Genève

Le CEVA sera à l’heure mais coûtera plus cher

Les délais devraient être tenus, avec pour objectif la mise en service en 2019. Les coûts sont maîtrisés, avec un dépassement de 3%

Après quatre ans de travaux, le CEVA semble sur les rails. Même s'il coûtera un peu plus cher que prévu. C'est le message rassurant transmis mardi par Antoine Da Trindade, directeur du projet, venu présenter à la presse l'avancée des travaux. «Nous visons toujours fin 2019 pour la mise en service malgré les aléas de l'an dernier, a-t-il déclaré.»

En effet, l'affaire n'était pas dans le sac, après plusieurs pépins survenus en 2014. Un accident grave, d'abord, dans le tunnel de Champel, qui a provoqué l'arrêt du chantier durant plusieurs mois et un conflit avec l'entreprise en charge; la crue de l'Arve ensuite, qui a aussi retardé les travaux.

Malgré cela, 62% des travaux sont achevés à ce jour, certaines phases de pose des équipements techniques ayant été inversées pour gagner du temps; 80% du gros oeuvre a été réalisé et 90% des travaux ont été adjugés. Reste encore la finalisation du très complexe tunnel de Champel, qui a atteint les 50% de creuse, et celui de Pinchat, creusé à 75%. Avec l'achèvement progressif des travaux de génie civil, place maintenant au second oeuvre. 

La fin du chantier se rapprochant, les responsables ont donc articulé le montant de la facture finale: 1,618 milliards de francs.
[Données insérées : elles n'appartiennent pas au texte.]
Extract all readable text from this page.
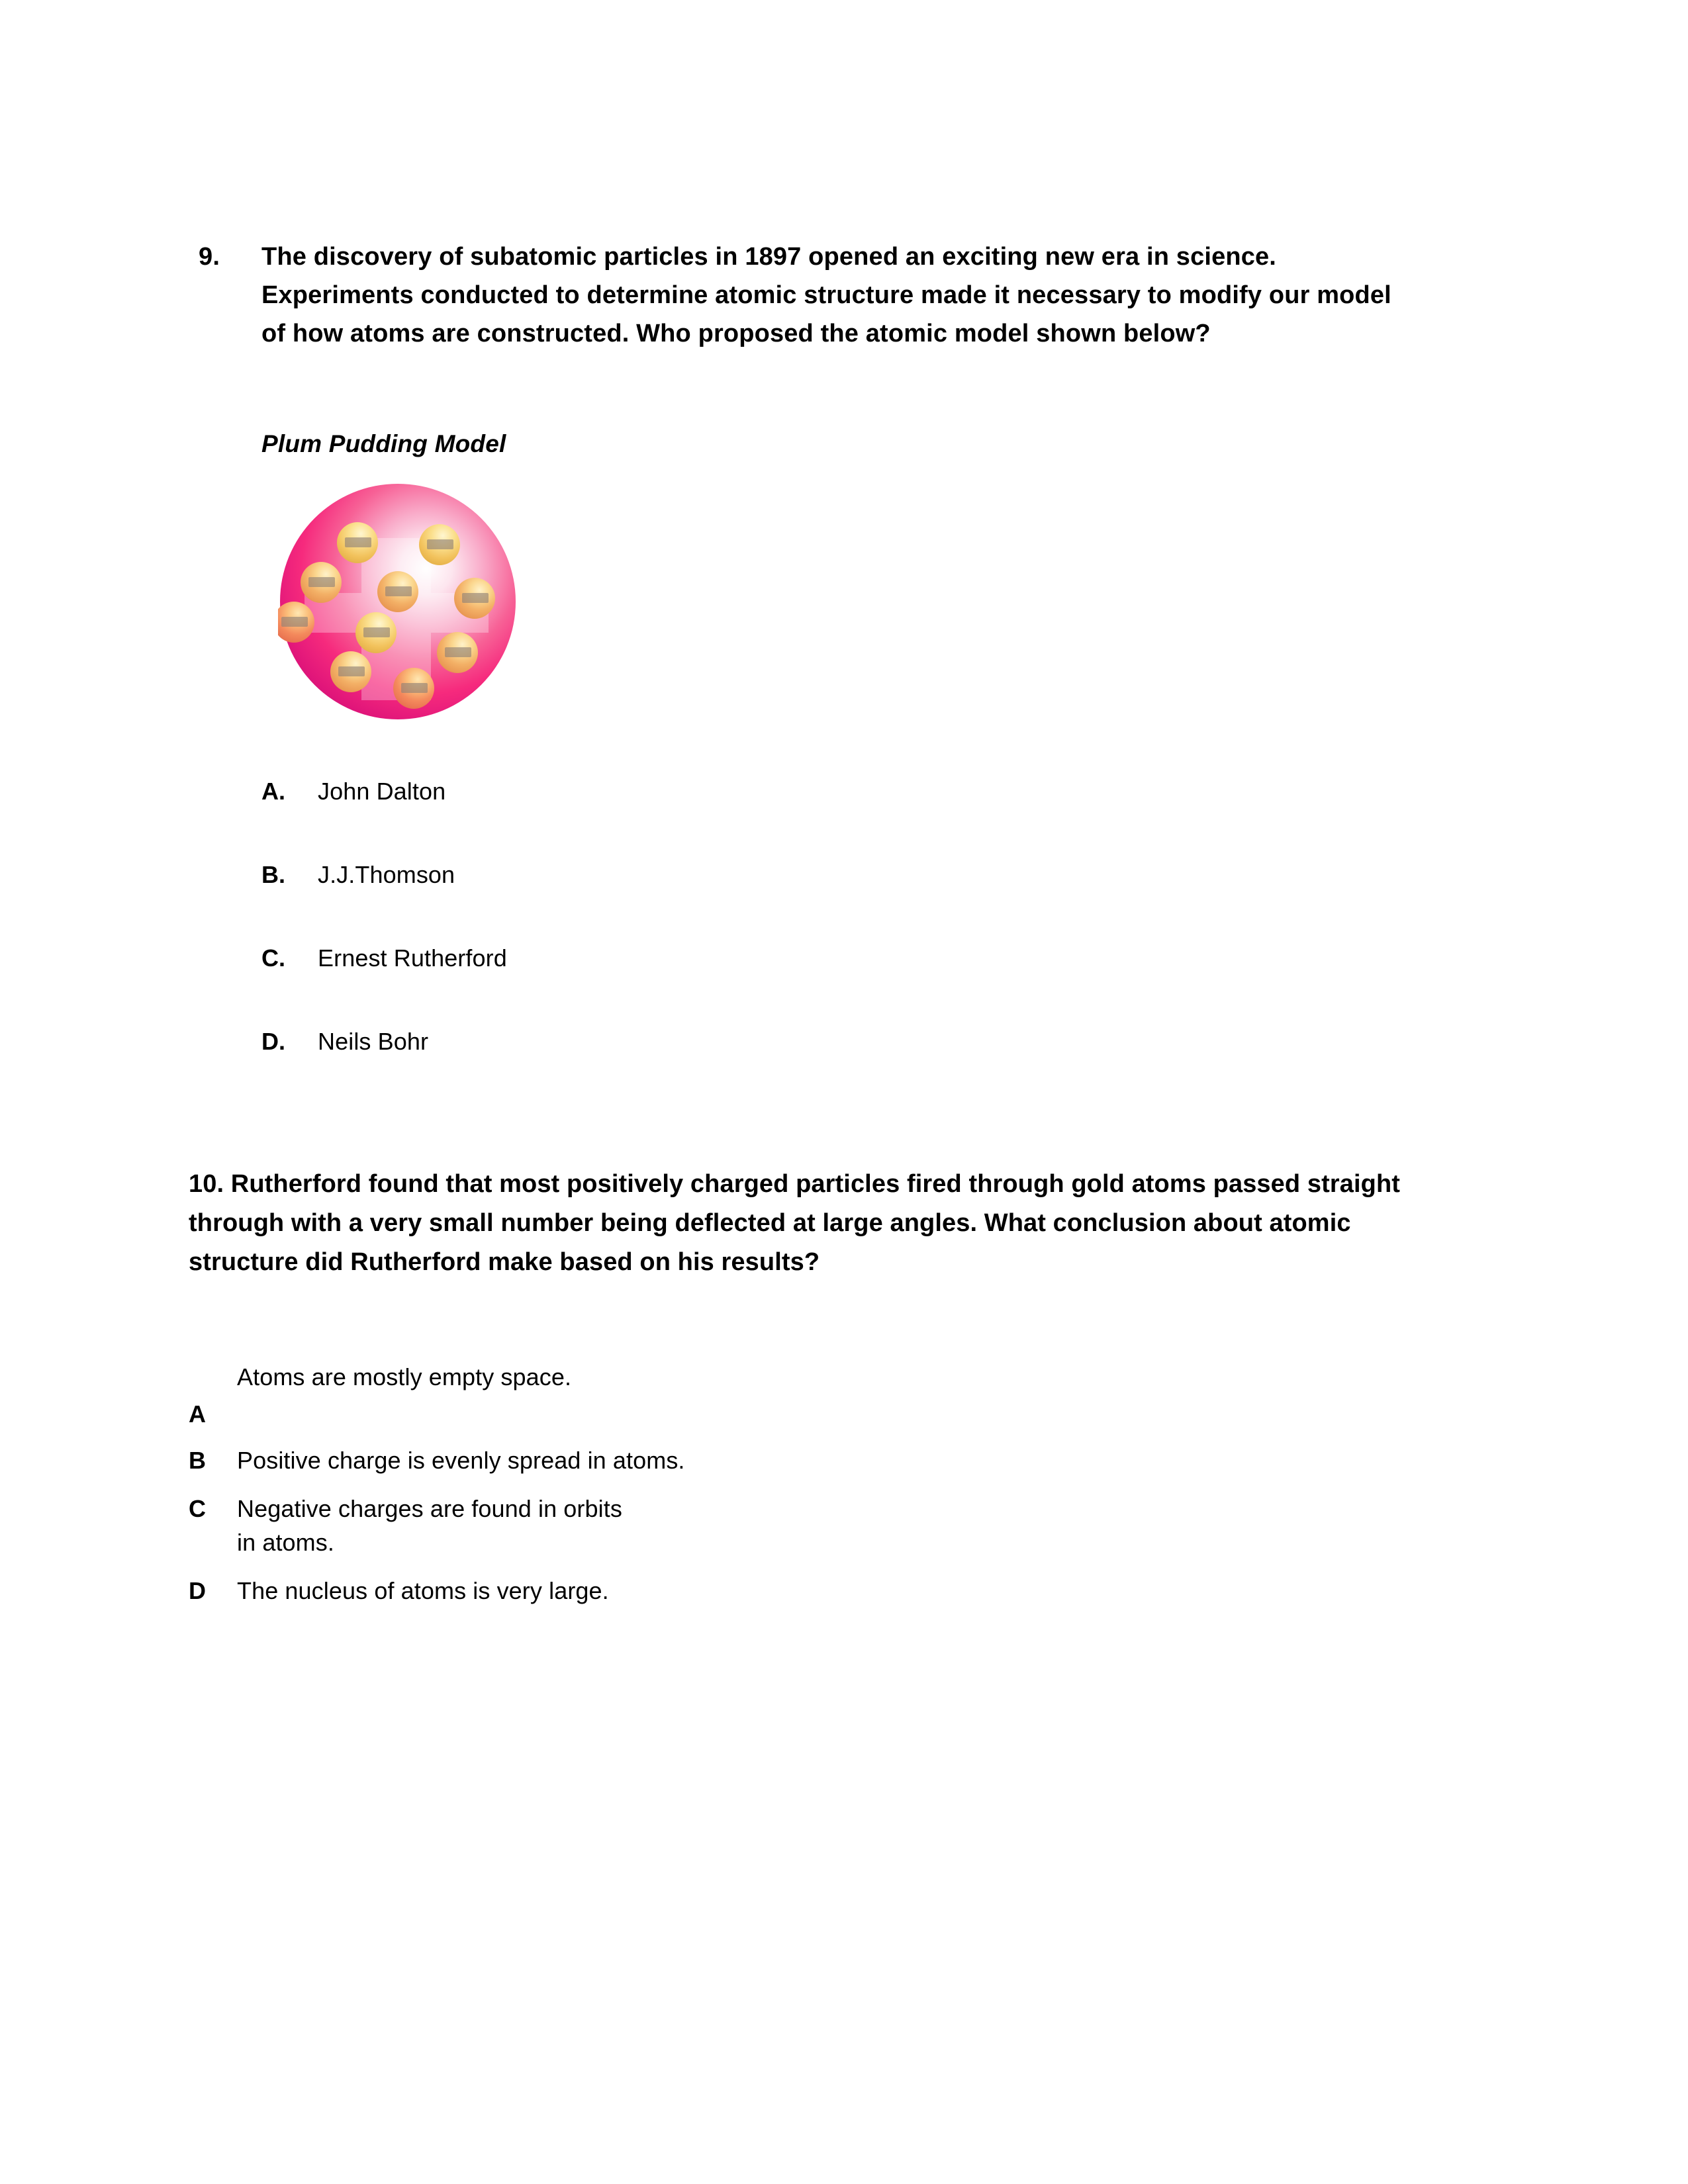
9.	The discovery of subatomic particles in 1897 opened an exciting new era in science. Experiments conducted to determine atomic structure made it necessary to modify our model of how atoms are constructed. Who proposed the atomic model shown below?
Plum Pudding Model
A.	John Dalton
B.	J.J.Thomson
C.	Ernest Rutherford
D.	Neils Bohr
10. Rutherford found that most positively charged particles fired through gold atoms passed straight through with a very small number being deflected at large angles. What conclusion about atomic structure did Rutherford make based on his results?
Atoms are mostly empty space.
A
B	Positive charge is evenly spread in atoms.
C	Negative charges are found in orbits in atoms.
D	The nucleus of atoms is very large.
Ce qui représente des surcoûts de 51 millions de francs par rapport au budget initial, soit 3% d'augmentation. On est loin des prévisions alarmistes du parti Mouvement citoyen genevois qui prédisait une ardoise de plus de deux milliards de francs. Sur ces 51 millions, 35,4 millions seront à charge de la Confédération et le reste pour le canton.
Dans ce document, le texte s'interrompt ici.